Why we have the First Amendment
The Founding Fathers were responding to the imposition of state religion in Europe when they provided in the Bill of Rights that "Congress shall make no law respecting an establishment of religion."
To quote Justice Hugo Black, the religion clause "reflected in the minds of early Americans a vivid mental picture of conditions and practices which they fervently wished to stamp out in order to preserve liberty."
Several of the colonies were founded as havens for religious groups that had been persecuted. Maryland, of course, was settled by Catholics for this very reason.
John Lofton's crude attempt to rewrite history and relegate to second-class status those who do not practice the majority religion (Forum, Jan. 8) would be summarily rejected by those who wrote and approved the First Amendment.
Samuel I. Rosenberg
The writer represents the 42nd District in the Maryland House of Delegates.
In your "On people" section of Jan. 3, you lead with a story on XTC the election of Shoshana Cardin to the presidency of a major Jewish organization. After extolling Mrs. Cardin's virtues of which there are many you end the article by pointing out that her husband was convicted of stealing in the savings and loan scandal.
I cannot understand the relevancy of the latter statement or why you chose to add that information in the article unless it was an attempt to demean Mrs. Cardin's accomplishment.
In a 1989 poll, Marylanders said that they would support, in the following order, new taxes to fund: feeding and medical care for poor children, housing for Maryland's homeless, public schools in poor communities, fighting the war on drugs, building and upgrading prisons and public transportation.
Yet the Schaefer administration, in this sad season of recession, is proposing just the opposite order of priorities. It is cutting programs devoted to medical care, homelessness, schools and drugs while continuing unabated in its transportation plans.
The citizens have their priorities straight. New, glitzy transportation programs which may one day benefit a few, but on which the citizens are not already dependent, must be the first to feel the belt tightening, not the last.

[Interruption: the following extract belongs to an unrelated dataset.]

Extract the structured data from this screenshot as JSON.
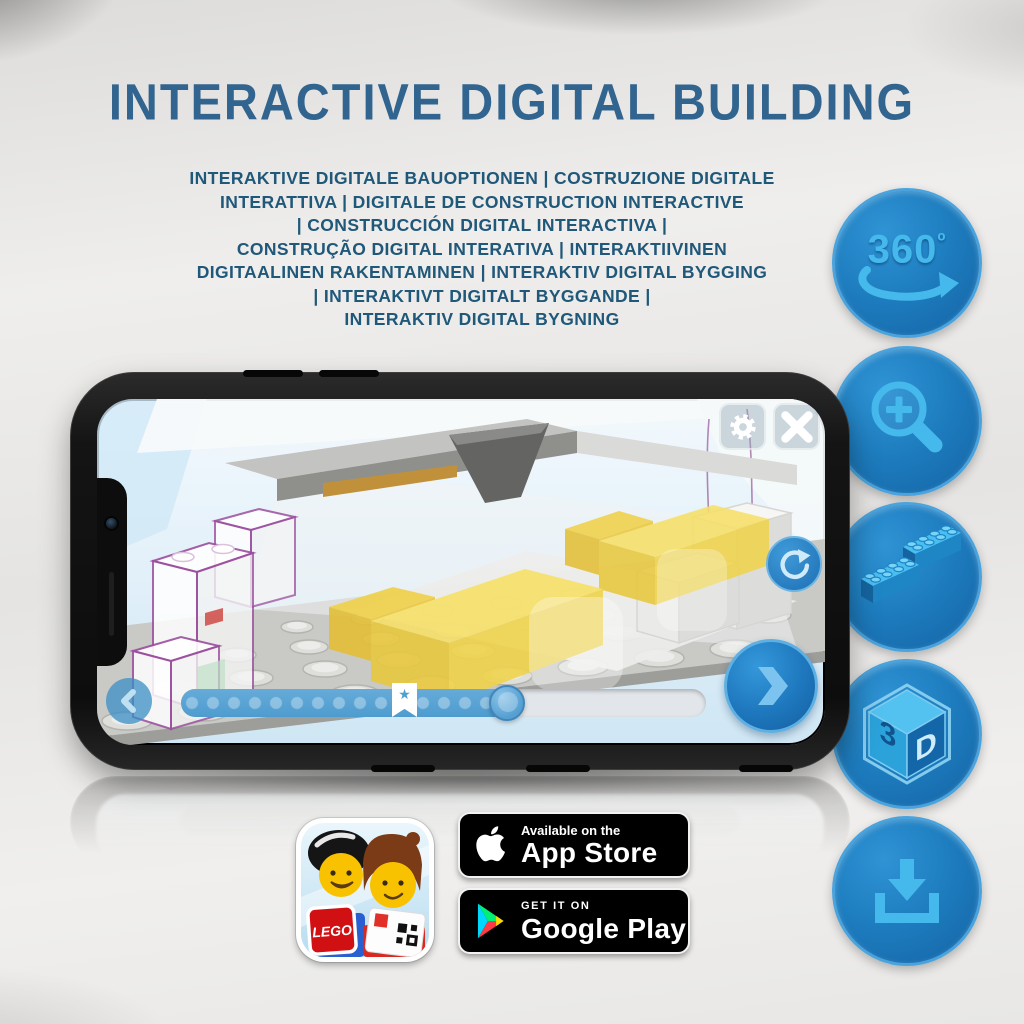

If Marylanders are to feel the bite of increased taxes, they should not be gasoline taxes to keep light rail going at any cost. New taxes should be directed toward the humanitarian needs that citizens recognize as being the first order of government.
TM in jail
Regarding Raymond Sanchez' and John Fairhall's Dec. 28 article about the drug-crime connection, 90 percent of all felony prosecutions are drug-related, including 55 percent of Baltimore's murders.
A study of recidivism reported in the Journal of Criminal Justice in 1987 showed that 30 percent fewer male prisoners in the California Department of Corrections returned to prison after taking a course in Transcendental Meditation.
The TM program resulted in a savings of 60 man-years in prison, with each man-year worth about $20,000 in incarceration costs. In addition to the actual dollars saved was the reduction in human suffering by the victims of crime.
Mary Ellen Graybill
Get a transplant!
Your Jan. 9 editorial page depiction of President Bush sank to new depths. The time is ripe for your editorialists and Mike Lane, the creator of this tripe, to have a complete brain transplant.
William C. Mank
Blame the liberals
What planet is Wiley Hall living on? In his Jan. 1 column, "Bleeding heart liberals offer sanity desperately needed in 1991," Mr. Hall blames "the crazed conservatives" for the increase in murders and other crimes during the last 15 years.
Maybe before Mr. Hall spews his political rhetoric and mistakes the truth, he should check his facts. For more than 15 years, a liberal Supreme Court has presided over the land. Congress has been predominantly liberal. Maryland, as a state, has some of the most liberal elected officials, both nationally and locally. Where are your "crazed conservatives," Mr. Hall? Blame the liberals for the problems, not the conservatives. I hope that in the future Mr. Hall's column is printed on softer paper, so us "crazed conservatives" can use it in a proper manner.